General characteristics
- Type: Torpedo boat
- Displacement: 126 long tons (128 t)
- Length: 152 ft 6 in (46.48 m)
- Beam: 16 ft 9 in (5.11 m)
- Draught: 4 ft 3 in (1 m)
- Propulsion: Coal-fired engine, 2,600 ihp (1,939 kW)
- Speed: 28 knots (32 mph; 52 km/h)
- Complement: 26
- Armament: 3 × 42 mm (1.7 in) QF guns; 3 × 355 mm (14.0 in) torpedo tubes;

= Japanese torpedo boat Shirataka =

Japanese torpedo boat

The Shirataka (”White hawk”) was a 1st class torpedo boat (suiraitei) of the Imperial Japanese Navy. She was ordered under the Ten Year Naval Expansion Programme passed in 1896 from the shipbuilder Schichau-Werke (as Yard No. 629) in Danzig, Germany, where she was built during 1897–98 in parts along Japanese specifications, and then re-assembled by Mitsubishi in Nagasaki, Japan.

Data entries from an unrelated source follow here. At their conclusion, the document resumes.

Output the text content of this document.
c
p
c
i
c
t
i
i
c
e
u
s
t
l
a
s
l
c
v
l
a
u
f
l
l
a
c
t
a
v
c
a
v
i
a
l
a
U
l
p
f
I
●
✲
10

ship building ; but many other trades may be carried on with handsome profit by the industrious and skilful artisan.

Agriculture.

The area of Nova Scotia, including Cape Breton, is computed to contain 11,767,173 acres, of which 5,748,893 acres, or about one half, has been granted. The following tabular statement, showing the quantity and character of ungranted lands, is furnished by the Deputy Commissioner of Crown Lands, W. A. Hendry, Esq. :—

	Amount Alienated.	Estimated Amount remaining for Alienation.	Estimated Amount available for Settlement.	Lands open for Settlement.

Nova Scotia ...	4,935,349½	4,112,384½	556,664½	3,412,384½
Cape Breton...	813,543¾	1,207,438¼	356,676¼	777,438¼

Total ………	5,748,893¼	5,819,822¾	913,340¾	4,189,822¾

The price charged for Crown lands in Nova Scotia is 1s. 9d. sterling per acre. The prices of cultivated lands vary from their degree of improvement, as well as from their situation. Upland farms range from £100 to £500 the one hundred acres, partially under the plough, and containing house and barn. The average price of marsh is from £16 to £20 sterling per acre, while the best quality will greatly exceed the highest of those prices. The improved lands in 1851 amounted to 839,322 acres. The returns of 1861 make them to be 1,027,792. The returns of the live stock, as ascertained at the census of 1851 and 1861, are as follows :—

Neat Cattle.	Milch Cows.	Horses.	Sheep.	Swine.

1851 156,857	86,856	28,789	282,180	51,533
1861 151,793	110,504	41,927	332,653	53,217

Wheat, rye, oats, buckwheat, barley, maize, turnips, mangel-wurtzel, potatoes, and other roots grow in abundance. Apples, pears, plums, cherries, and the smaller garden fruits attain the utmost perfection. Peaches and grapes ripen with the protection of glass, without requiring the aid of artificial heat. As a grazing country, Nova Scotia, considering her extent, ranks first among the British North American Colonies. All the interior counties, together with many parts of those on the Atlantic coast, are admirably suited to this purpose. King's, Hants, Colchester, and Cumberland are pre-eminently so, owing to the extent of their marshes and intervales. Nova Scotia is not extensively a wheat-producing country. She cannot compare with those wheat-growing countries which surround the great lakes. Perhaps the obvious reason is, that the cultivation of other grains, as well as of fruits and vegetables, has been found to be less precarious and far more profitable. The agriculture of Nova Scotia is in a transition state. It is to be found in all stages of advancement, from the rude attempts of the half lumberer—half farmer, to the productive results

She participated in the Russo-Japanese War (1904-1905). She was decommissioned on 15 November 1923, and sold to break up on 6 April 1927.

==Design==
In common with all the other early torpedo boat destroyers and 1st class torpedo boats, the Shirataka had a "turtle-back" forecastle intended to prevent seawater covering the forecastle and throwing excessive spray over the control area. Unlike the two-funnel Hayabusa class, the Shirataka had a single funnel amidships, and was completed with three 3-pounder (42mm) QF guns (two abreast just forward of the funnel, and one aft on the centreline). These were later replaced by two 57mm guns and one 47mm 40-cal gun. She also carried three 14-inch torpedo tubes (two abreast just abaft of the funnel, and one aft of the gun on the centreline).

Her machinery comprised two Schichau water-tube boilers, and two 3-cylinder VTE engines developing 2,600 ihp. She carried 30 tons of coal.